Author Jonathan Weiner Explores Ways to Live Forever Young

Swim Week has officially arrived, and we all know what that means -- hoards of perfectly toned women strutting half-naked down the catwalk just enough times to make women across the city seek out their own personal fountain of youth.

But what if age really is just a number? According to the theories explored in Long for This World: The Strange Science of Immortality -- the newest tome by scientist and Pulitzer-Prize winning author and scientist Jonathan Weiner -- this isn't out of the question.

"If you look at life expectancy in the 1900s in the country, it was only about 47 years," Weiner said during a reading at Books & Books Wednesday night. "Life expectancy at the end of the 20th century had grown about 30 years."

While Weiner said some of the immortalists cited in his book vow that even more years will be added to life spans in the future, others -- including his primary subject, scientist Aubrey de Grey, believe we can wipe out the whole getting older thing all together.

"He [de Grey] is arguing you yourself have a chance to live 1,000 years or 10,000 years or even perhaps a million years," he said. "If you encounter a scientist like that, you don't have to be a science writer to be instantaneously skeptical."

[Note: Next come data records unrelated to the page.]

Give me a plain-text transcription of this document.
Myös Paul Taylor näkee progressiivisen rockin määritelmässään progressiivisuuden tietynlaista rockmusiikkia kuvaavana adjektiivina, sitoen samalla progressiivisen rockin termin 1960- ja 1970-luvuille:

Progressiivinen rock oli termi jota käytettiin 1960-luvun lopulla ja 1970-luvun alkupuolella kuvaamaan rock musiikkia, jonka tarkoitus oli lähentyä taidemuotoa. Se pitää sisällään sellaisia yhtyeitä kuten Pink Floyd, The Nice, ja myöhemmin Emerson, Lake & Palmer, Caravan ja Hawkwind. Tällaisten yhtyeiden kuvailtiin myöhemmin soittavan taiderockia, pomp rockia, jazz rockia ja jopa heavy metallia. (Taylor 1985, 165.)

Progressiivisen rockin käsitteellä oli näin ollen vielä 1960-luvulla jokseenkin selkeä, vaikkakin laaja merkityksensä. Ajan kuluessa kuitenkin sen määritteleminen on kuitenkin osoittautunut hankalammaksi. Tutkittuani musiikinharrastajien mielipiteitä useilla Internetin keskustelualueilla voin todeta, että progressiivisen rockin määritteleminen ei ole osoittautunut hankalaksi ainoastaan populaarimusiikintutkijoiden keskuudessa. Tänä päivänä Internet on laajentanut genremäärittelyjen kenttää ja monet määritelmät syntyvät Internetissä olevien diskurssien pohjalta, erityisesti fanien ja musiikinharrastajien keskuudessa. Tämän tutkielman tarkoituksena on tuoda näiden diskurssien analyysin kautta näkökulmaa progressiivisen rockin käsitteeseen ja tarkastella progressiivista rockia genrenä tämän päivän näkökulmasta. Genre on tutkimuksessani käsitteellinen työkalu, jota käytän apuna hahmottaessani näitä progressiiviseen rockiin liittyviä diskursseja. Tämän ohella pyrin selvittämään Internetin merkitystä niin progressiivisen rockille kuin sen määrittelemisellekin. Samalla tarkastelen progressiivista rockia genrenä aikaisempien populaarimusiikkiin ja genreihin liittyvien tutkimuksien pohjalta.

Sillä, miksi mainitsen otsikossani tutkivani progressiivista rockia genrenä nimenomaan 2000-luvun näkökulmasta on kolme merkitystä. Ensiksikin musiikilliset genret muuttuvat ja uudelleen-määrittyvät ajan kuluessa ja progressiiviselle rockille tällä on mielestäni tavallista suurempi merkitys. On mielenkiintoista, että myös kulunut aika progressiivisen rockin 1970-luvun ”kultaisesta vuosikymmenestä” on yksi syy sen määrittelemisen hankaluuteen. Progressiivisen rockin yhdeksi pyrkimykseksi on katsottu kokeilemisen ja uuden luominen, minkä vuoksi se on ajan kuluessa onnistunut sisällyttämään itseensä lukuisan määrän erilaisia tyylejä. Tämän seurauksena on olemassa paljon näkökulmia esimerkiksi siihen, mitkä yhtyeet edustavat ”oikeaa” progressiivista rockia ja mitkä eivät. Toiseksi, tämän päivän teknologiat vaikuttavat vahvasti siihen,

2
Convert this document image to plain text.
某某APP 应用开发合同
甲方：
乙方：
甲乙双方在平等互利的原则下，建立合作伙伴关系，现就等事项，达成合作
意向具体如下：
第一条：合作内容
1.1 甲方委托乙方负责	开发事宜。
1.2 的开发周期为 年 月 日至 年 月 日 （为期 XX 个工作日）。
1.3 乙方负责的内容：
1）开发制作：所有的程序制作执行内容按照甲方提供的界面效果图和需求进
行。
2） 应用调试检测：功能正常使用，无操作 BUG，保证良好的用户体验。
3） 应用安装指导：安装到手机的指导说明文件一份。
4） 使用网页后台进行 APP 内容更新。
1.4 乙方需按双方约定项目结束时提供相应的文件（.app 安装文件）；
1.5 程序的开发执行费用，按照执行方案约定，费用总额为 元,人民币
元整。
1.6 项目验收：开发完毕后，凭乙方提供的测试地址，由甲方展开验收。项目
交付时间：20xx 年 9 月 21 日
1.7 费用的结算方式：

He added, "I felt when I met Aubrey, that he had presented me with the perfect character and storyline that I would follow his campaign to wake the world up to the possibilities that we now know enough to cure aging, or that we will very, very soon, within out lifetime, know enough to conquer aging and death."

Until then, the women of Miami will have to live vicariously through all of those swimsuit models.